Bharti and Wal-Mart to split retail JV; Wal-Mart to buy local partner in wholesale retail unit

Wal-Mart Stores Inc is buying out Bharti Enterprises in their equal equity wholesale retail joint venture Bharti Walmart Pvt Ltd, marking a split in their retail venture, as per a joint statement issued on Wednesday.

The breakup of the venture means that now Wal-Mart is free to tie with another local retailer while Bharti can go ahead and bring another foreign retailer as a partner for its existing retail chain.

Upon receipt of required clearances, Wal-Mart would acquire Bharti’s stake in Bharti Walmart, the joint venture between Bharti and Wal-Mart, giving Wal-Mart 100 per cent ownership of the Best Price Modern Wholesale cash and carry business.

Bharti Walmart presently operates around 20 wholesale stores in India under the Best Price Modern Wholesale brand. FDI up to 100 per cent is allowed in wholesale retail business.

Rajan Bharti Mittal, vice chairman and MD, Bharti Enterprises, said: “Bharti is committed to building a retail venture and will continue to invest in Bharti Retail across all formats. We believe that with our current footprint of 212 stores, we have a platform to grow the business.”

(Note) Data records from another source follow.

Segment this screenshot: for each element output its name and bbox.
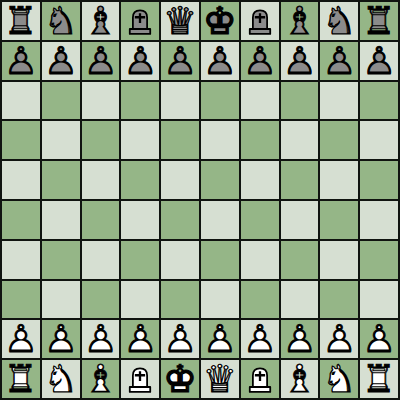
square-b6[interactable] xyxy=(42,161,80,199)
black-knight[interactable]: ♞♘ xyxy=(320,2,358,40)
square-b3[interactable] xyxy=(42,281,80,319)
square-f8[interactable] xyxy=(201,82,239,120)
pawn-glyph-fill: ♟ xyxy=(201,320,239,358)
black-rook[interactable]: ♜♖ xyxy=(360,2,398,40)
square-f5[interactable] xyxy=(201,201,239,239)
square-h1[interactable]: ♝♗ xyxy=(281,360,319,398)
square-i1[interactable]: ♞♘ xyxy=(320,360,358,398)
white-pawn[interactable]: ♟♙ xyxy=(241,320,279,358)
square-g4[interactable] xyxy=(241,241,279,279)
pawn-glyph-outline: ♙ xyxy=(42,320,80,358)
white-tombstone[interactable] xyxy=(121,360,159,398)
white-rook[interactable]: ♜♖ xyxy=(360,360,398,398)
pawn-glyph-fill: ♟ xyxy=(121,320,159,358)
white-pawn[interactable]: ♟♙ xyxy=(281,320,319,358)
square-c8[interactable] xyxy=(82,82,120,120)
square-f9[interactable]: ♟♙ xyxy=(201,42,239,80)
square-f1[interactable]: ♛♕ xyxy=(201,360,239,398)
white-pawn[interactable]: ♟♙ xyxy=(161,320,199,358)
black-queen[interactable]: ♛♕ xyxy=(161,2,199,40)
queen-glyph-outline: ♕ xyxy=(161,2,199,40)
pawn-glyph-fill: ♟ xyxy=(320,42,358,80)
black-pawn[interactable]: ♟♙ xyxy=(201,42,239,80)
square-i3[interactable] xyxy=(320,281,358,319)
square-a3[interactable] xyxy=(2,281,40,319)
king-glyph-outline: ♔ xyxy=(161,360,199,398)
square-c1[interactable]: ♝♗ xyxy=(82,360,120,398)
pawn-glyph-outline: ♙ xyxy=(161,42,199,80)
square-d3[interactable] xyxy=(121,281,159,319)
bishop-glyph-fill: ♝ xyxy=(281,2,319,40)
square-h2[interactable]: ♟♙ xyxy=(281,320,319,358)
square-h6[interactable] xyxy=(281,161,319,199)
white-pawn[interactable]: ♟♙ xyxy=(82,320,120,358)
square-f6[interactable] xyxy=(201,161,239,199)
square-i2[interactable]: ♟♙ xyxy=(320,320,358,358)
square-f10[interactable]: ♚♔ xyxy=(201,2,239,40)
chess-board: ♜♖♞♘♝♗ ♛♕♚♔ ♝♗♞♘♜♖♟♙♟♙♟♙♟♙♟♙♟♙♟♙♟♙♟♙♟♙♟♙… xyxy=(0,0,400,400)
square-g8[interactable] xyxy=(241,82,279,120)
square-f4[interactable] xyxy=(201,241,239,279)
square-b10[interactable]: ♞♘ xyxy=(42,2,80,40)
square-a1[interactable]: ♜♖ xyxy=(2,360,40,398)
knight-glyph-outline: ♘ xyxy=(320,2,358,40)
bishop-glyph-fill: ♝ xyxy=(82,2,120,40)
square-i6[interactable] xyxy=(320,161,358,199)
bishop-glyph-outline: ♗ xyxy=(82,2,120,40)
pawn-glyph-outline: ♙ xyxy=(281,320,319,358)
square-d7[interactable] xyxy=(121,121,159,159)
knight-glyph-fill: ♞ xyxy=(42,360,80,398)
black-knight[interactable]: ♞♘ xyxy=(42,2,80,40)
pawn-glyph-fill: ♟ xyxy=(42,42,80,80)
black-pawn[interactable]: ♟♙ xyxy=(360,42,398,80)
square-j4[interactable] xyxy=(360,241,398,279)
pawn-glyph-fill: ♟ xyxy=(42,320,80,358)
pawn-glyph-fill: ♟ xyxy=(121,42,159,80)
square-a7[interactable] xyxy=(2,121,40,159)
square-a9[interactable]: ♟♙ xyxy=(2,42,40,80)
square-g6[interactable] xyxy=(241,161,279,199)
pawn-glyph-outline: ♙ xyxy=(42,42,80,80)
square-g1[interactable] xyxy=(241,360,279,398)
rook-glyph-outline: ♖ xyxy=(2,2,40,40)
square-c2[interactable]: ♟♙ xyxy=(82,320,120,358)
square-e7[interactable] xyxy=(161,121,199,159)
pawn-glyph-fill: ♟ xyxy=(2,42,40,80)
black-pawn[interactable]: ♟♙ xyxy=(2,42,40,80)
square-h7[interactable] xyxy=(281,121,319,159)
pawn-glyph-outline: ♙ xyxy=(121,320,159,358)
pawn-glyph-fill: ♟ xyxy=(320,320,358,358)
square-j7[interactable] xyxy=(360,121,398,159)
square-b7[interactable] xyxy=(42,121,80,159)
pawn-glyph-outline: ♙ xyxy=(360,320,398,358)
rook-glyph-outline: ♖ xyxy=(360,360,398,398)
white-knight[interactable]: ♞♘ xyxy=(320,360,358,398)
white-queen[interactable]: ♛♕ xyxy=(201,360,239,398)
king-glyph-fill: ♚ xyxy=(161,360,199,398)
bishop-glyph-outline: ♗ xyxy=(82,360,120,398)
pawn-glyph-fill: ♟ xyxy=(161,320,199,358)
queen-glyph-fill: ♛ xyxy=(201,360,239,398)
pawn-glyph-fill: ♟ xyxy=(360,320,398,358)
black-pawn[interactable]: ♟♙ xyxy=(281,42,319,80)
black-king[interactable]: ♚♔ xyxy=(201,2,239,40)
square-e8[interactable] xyxy=(161,82,199,120)
pawn-glyph-outline: ♙ xyxy=(161,320,199,358)
pawn-glyph-fill: ♟ xyxy=(2,320,40,358)
knight-glyph-outline: ♘ xyxy=(42,360,80,398)
queen-glyph-outline: ♕ xyxy=(201,360,239,398)
square-i8[interactable] xyxy=(320,82,358,120)
black-tombstone[interactable] xyxy=(121,2,159,40)
square-h3[interactable] xyxy=(281,281,319,319)
square-j5[interactable] xyxy=(360,201,398,239)
square-a8[interactable] xyxy=(2,82,40,120)
bishop-glyph-fill: ♝ xyxy=(82,360,120,398)
square-d10[interactable] xyxy=(121,2,159,40)
square-j3[interactable] xyxy=(360,281,398,319)
king-glyph-fill: ♚ xyxy=(201,2,239,40)
square-d4[interactable] xyxy=(121,241,159,279)
square-i10[interactable]: ♞♘ xyxy=(320,2,358,40)
black-tombstone[interactable] xyxy=(241,2,279,40)
white-pawn[interactable]: ♟♙ xyxy=(320,320,358,358)
queen-glyph-fill: ♛ xyxy=(161,2,199,40)
square-c5[interactable] xyxy=(82,201,120,239)
square-j6[interactable] xyxy=(360,161,398,199)
white-pawn[interactable]: ♟♙ xyxy=(121,320,159,358)
square-g9[interactable]: ♟♙ xyxy=(241,42,279,80)
square-a4[interactable] xyxy=(2,241,40,279)
knight-glyph-outline: ♘ xyxy=(42,2,80,40)
square-c4[interactable] xyxy=(82,241,120,279)
black-pawn[interactable]: ♟♙ xyxy=(320,42,358,80)
pawn-glyph-fill: ♟ xyxy=(281,42,319,80)
square-d6[interactable] xyxy=(121,161,159,199)
white-pawn[interactable]: ♟♙ xyxy=(360,320,398,358)
pawn-glyph-outline: ♙ xyxy=(82,42,120,80)
square-d2[interactable]: ♟♙ xyxy=(121,320,159,358)
square-i5[interactable] xyxy=(320,201,358,239)
square-a10[interactable]: ♜♖ xyxy=(2,2,40,40)
square-h5[interactable] xyxy=(281,201,319,239)
square-g5[interactable] xyxy=(241,201,279,239)
king-glyph-outline: ♔ xyxy=(201,2,239,40)
square-h9[interactable]: ♟♙ xyxy=(281,42,319,80)
pawn-glyph-fill: ♟ xyxy=(241,320,279,358)
square-j2[interactable]: ♟♙ xyxy=(360,320,398,358)
pawn-glyph-fill: ♟ xyxy=(241,42,279,80)
bishop-glyph-outline: ♗ xyxy=(281,2,319,40)
square-e1[interactable]: ♚♔ xyxy=(161,360,199,398)
pawn-glyph-outline: ♙ xyxy=(201,320,239,358)
square-a5[interactable] xyxy=(2,201,40,239)
square-c6[interactable] xyxy=(82,161,120,199)
rook-glyph-fill: ♜ xyxy=(360,2,398,40)
rook-glyph-outline: ♖ xyxy=(360,2,398,40)
tombstone-icon xyxy=(124,363,156,395)
bishop-glyph-fill: ♝ xyxy=(281,360,319,398)
square-a6[interactable] xyxy=(2,161,40,199)
rook-glyph-fill: ♜ xyxy=(2,360,40,398)
black-pawn[interactable]: ♟♙ xyxy=(241,42,279,80)
square-d8[interactable] xyxy=(121,82,159,120)
pawn-glyph-outline: ♙ xyxy=(360,42,398,80)
square-h10[interactable]: ♝♗ xyxy=(281,2,319,40)
square-g2[interactable]: ♟♙ xyxy=(241,320,279,358)
square-b1[interactable]: ♞♘ xyxy=(42,360,80,398)
square-d1[interactable] xyxy=(121,360,159,398)
square-c10[interactable]: ♝♗ xyxy=(82,2,120,40)
square-i7[interactable] xyxy=(320,121,358,159)
pawn-glyph-outline: ♙ xyxy=(82,320,120,358)
square-c9[interactable]: ♟♙ xyxy=(82,42,120,80)
square-f7[interactable] xyxy=(201,121,239,159)
square-j8[interactable] xyxy=(360,82,398,120)
square-b5[interactable] xyxy=(42,201,80,239)
black-pawn[interactable]: ♟♙ xyxy=(82,42,120,80)
square-e2[interactable]: ♟♙ xyxy=(161,320,199,358)
pawn-glyph-outline: ♙ xyxy=(281,42,319,80)
square-f3[interactable] xyxy=(201,281,239,319)
tombstone-icon xyxy=(244,363,276,395)
knight-glyph-fill: ♞ xyxy=(42,2,80,40)
tombstone-icon xyxy=(244,5,276,37)
square-a2[interactable]: ♟♙ xyxy=(2,320,40,358)
knight-glyph-fill: ♞ xyxy=(320,360,358,398)
black-pawn[interactable]: ♟♙ xyxy=(121,42,159,80)
square-b9[interactable]: ♟♙ xyxy=(42,42,80,80)
white-bishop[interactable]: ♝♗ xyxy=(82,360,120,398)
square-j10[interactable]: ♜♖ xyxy=(360,2,398,40)
pawn-glyph-fill: ♟ xyxy=(82,320,120,358)
square-b8[interactable] xyxy=(42,82,80,120)
pawn-glyph-outline: ♙ xyxy=(121,42,159,80)
white-pawn[interactable]: ♟♙ xyxy=(201,320,239,358)
pawn-glyph-outline: ♙ xyxy=(2,42,40,80)
square-d5[interactable] xyxy=(121,201,159,239)
square-e3[interactable] xyxy=(161,281,199,319)
black-rook[interactable]: ♜♖ xyxy=(2,2,40,40)
square-e10[interactable]: ♛♕ xyxy=(161,2,199,40)
black-pawn[interactable]: ♟♙ xyxy=(161,42,199,80)
pawn-glyph-outline: ♙ xyxy=(201,42,239,80)
pawn-glyph-fill: ♟ xyxy=(281,320,319,358)
square-g7[interactable] xyxy=(241,121,279,159)
square-e4[interactable] xyxy=(161,241,199,279)
square-d9[interactable]: ♟♙ xyxy=(121,42,159,80)
white-king[interactable]: ♚♔ xyxy=(161,360,199,398)
white-pawn[interactable]: ♟♙ xyxy=(2,320,40,358)
pawn-glyph-outline: ♙ xyxy=(320,42,358,80)
square-j1[interactable]: ♜♖ xyxy=(360,360,398,398)
rook-glyph-outline: ♖ xyxy=(2,360,40,398)
pawn-glyph-outline: ♙ xyxy=(241,42,279,80)
rook-glyph-fill: ♜ xyxy=(2,2,40,40)
knight-glyph-fill: ♞ xyxy=(320,2,358,40)
white-bishop[interactable]: ♝♗ xyxy=(281,360,319,398)
square-b4[interactable] xyxy=(42,241,80,279)
square-e5[interactable] xyxy=(161,201,199,239)
pawn-glyph-fill: ♟ xyxy=(161,42,199,80)
pawn-glyph-outline: ♙ xyxy=(2,320,40,358)
pawn-glyph-fill: ♟ xyxy=(201,42,239,80)
square-c7[interactable] xyxy=(82,121,120,159)
square-f2[interactable]: ♟♙ xyxy=(201,320,239,358)
white-rook[interactable]: ♜♖ xyxy=(2,360,40,398)
square-i9[interactable]: ♟♙ xyxy=(320,42,358,80)
pawn-glyph-outline: ♙ xyxy=(320,320,358,358)
black-bishop[interactable]: ♝♗ xyxy=(82,2,120,40)
square-i4[interactable] xyxy=(320,241,358,279)
black-bishop[interactable]: ♝♗ xyxy=(281,2,319,40)
square-g10[interactable] xyxy=(241,2,279,40)
square-h4[interactable] xyxy=(281,241,319,279)
black-pawn[interactable]: ♟♙ xyxy=(42,42,80,80)
white-tombstone[interactable] xyxy=(241,360,279,398)
bishop-glyph-outline: ♗ xyxy=(281,360,319,398)
pawn-glyph-fill: ♟ xyxy=(82,42,120,80)
white-pawn[interactable]: ♟♙ xyxy=(42,320,80,358)
tombstone-icon xyxy=(124,5,156,37)
square-c3[interactable] xyxy=(82,281,120,319)
square-g3[interactable] xyxy=(241,281,279,319)
pawn-glyph-outline: ♙ xyxy=(241,320,279,358)
square-e6[interactable] xyxy=(161,161,199,199)
pawn-glyph-fill: ♟ xyxy=(360,42,398,80)
square-h8[interactable] xyxy=(281,82,319,120)
rook-glyph-fill: ♜ xyxy=(360,360,398,398)
square-e9[interactable]: ♟♙ xyxy=(161,42,199,80)
square-b2[interactable]: ♟♙ xyxy=(42,320,80,358)
white-knight[interactable]: ♞♘ xyxy=(42,360,80,398)
square-j9[interactable]: ♟♙ xyxy=(360,42,398,80)
knight-glyph-outline: ♘ xyxy=(320,360,358,398)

Bharti independently operates neighbourhood retail chains under the Easyday brand spread across the north India region besides states like Maharashtra in the west and Karnataka in the south. The Bharti-Wal-Mart JV currently also manages the backend of Easyday chain as a logistics partner. It is not clear if that arrangement will continue after the two partners decided to end the alliance.

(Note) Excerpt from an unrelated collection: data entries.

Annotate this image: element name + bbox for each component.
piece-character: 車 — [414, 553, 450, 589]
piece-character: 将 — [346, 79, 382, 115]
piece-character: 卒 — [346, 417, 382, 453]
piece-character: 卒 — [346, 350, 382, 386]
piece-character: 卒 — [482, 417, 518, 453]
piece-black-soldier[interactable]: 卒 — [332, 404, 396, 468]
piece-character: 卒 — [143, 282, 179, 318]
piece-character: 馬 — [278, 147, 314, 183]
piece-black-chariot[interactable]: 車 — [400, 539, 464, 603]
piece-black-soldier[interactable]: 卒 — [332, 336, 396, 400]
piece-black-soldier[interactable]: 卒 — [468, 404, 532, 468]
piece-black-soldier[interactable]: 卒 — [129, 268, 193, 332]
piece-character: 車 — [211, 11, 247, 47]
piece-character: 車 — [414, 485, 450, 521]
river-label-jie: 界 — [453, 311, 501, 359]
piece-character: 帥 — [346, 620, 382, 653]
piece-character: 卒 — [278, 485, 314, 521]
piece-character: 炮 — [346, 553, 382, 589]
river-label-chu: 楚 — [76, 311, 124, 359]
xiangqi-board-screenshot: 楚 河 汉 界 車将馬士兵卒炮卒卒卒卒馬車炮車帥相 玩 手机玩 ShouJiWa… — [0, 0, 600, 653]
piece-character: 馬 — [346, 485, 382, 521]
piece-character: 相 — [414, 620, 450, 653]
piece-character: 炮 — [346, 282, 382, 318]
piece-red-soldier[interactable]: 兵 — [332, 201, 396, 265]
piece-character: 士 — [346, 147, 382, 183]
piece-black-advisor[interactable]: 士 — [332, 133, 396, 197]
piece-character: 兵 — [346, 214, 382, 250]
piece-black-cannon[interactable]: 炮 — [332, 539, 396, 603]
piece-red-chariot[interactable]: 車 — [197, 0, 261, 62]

Scott Price, president and CEO Wal-Mart Asia said, “Given the circumstances, our decision to operate independently will be beneficial to both parties. Through Wal-Mart’s investment in India, including our cash and carry business, supply chain infrastructure, direct farm programme and supplier development, we want to serve India. Wal-Mart is committed to businesses that serve our members and provide good returns for our shareholders, and we will continue to advocate for investment conditions that allow FDI in multi-brand retail in India.”

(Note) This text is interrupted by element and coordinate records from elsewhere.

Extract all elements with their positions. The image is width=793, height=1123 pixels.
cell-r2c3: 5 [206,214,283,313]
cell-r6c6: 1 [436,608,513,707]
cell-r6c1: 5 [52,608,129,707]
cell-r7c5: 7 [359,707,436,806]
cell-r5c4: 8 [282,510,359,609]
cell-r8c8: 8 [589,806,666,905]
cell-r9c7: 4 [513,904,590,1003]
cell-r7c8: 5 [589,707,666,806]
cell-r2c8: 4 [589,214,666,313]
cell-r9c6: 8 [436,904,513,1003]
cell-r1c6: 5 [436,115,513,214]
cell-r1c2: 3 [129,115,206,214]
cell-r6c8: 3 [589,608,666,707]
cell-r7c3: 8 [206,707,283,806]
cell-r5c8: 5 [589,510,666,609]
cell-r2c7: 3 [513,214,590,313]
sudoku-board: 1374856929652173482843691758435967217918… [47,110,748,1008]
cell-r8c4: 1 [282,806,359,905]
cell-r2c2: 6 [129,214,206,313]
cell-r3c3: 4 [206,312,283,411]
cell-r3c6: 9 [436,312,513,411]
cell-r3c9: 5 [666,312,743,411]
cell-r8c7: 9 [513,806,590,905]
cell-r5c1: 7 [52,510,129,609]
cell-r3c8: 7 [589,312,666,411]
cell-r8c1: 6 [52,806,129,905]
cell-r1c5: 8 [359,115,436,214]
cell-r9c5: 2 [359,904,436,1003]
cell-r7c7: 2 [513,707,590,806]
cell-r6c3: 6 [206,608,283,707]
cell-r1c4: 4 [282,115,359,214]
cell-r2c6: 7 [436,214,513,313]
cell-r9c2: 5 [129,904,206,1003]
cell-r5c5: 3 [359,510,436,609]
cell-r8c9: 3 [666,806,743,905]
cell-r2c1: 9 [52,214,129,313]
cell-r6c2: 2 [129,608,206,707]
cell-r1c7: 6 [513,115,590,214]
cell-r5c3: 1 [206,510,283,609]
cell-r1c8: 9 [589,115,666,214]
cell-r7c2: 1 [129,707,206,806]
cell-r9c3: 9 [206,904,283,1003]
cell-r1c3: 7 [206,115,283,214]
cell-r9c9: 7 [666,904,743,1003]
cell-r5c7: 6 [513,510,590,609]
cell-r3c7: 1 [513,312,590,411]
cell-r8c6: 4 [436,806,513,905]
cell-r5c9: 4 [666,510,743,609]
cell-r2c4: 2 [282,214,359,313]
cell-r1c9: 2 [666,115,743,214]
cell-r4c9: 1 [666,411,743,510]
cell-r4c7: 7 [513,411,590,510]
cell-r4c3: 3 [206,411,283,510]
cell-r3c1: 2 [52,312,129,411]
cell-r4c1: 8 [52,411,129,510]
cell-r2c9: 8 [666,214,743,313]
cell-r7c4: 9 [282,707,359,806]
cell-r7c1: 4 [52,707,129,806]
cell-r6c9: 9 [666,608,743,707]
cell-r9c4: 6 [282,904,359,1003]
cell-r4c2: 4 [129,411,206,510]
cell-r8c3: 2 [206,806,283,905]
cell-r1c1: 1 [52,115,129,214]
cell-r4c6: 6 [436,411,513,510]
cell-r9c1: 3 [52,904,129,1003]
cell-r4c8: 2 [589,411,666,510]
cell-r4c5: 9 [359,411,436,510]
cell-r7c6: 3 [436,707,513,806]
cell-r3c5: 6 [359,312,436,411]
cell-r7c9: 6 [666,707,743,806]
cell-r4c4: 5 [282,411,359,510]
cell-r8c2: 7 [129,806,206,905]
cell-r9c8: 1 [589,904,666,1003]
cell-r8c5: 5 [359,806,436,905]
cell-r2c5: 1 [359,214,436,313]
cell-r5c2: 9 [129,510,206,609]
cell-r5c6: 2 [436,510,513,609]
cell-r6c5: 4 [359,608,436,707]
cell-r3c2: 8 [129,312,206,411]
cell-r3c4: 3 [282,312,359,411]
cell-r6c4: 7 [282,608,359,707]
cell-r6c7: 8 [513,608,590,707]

Simultaneously, Bharti will acquire the compulsory convertible debentures (CCDs) held by Wal-Mart in Cedar Support Services, a firm owned and controlled by 

Bharti-run Easyday. The firm has been under government scanner for possible violation of FDI norms. While Wal-Mart did not own stake in the firm as FDI was not allowed in multi-brand retail till recently, it held convertible securities to buy a stake.

The government recently opened up the retail sector to foreign investors allowing FDI up to 51 per cent in multi-brand retail and 100 per cent for single-brand retail.

For Bharti this comes amidst a string of such marquee global deals starting with Vodafone for telecom and AXA for insurance and asset management, which came unstuck.

Vodafone, which picked a minority stake in Bharti Airtel years ago, later decided to go ahead and buy controlling stake in Hutchison Essar.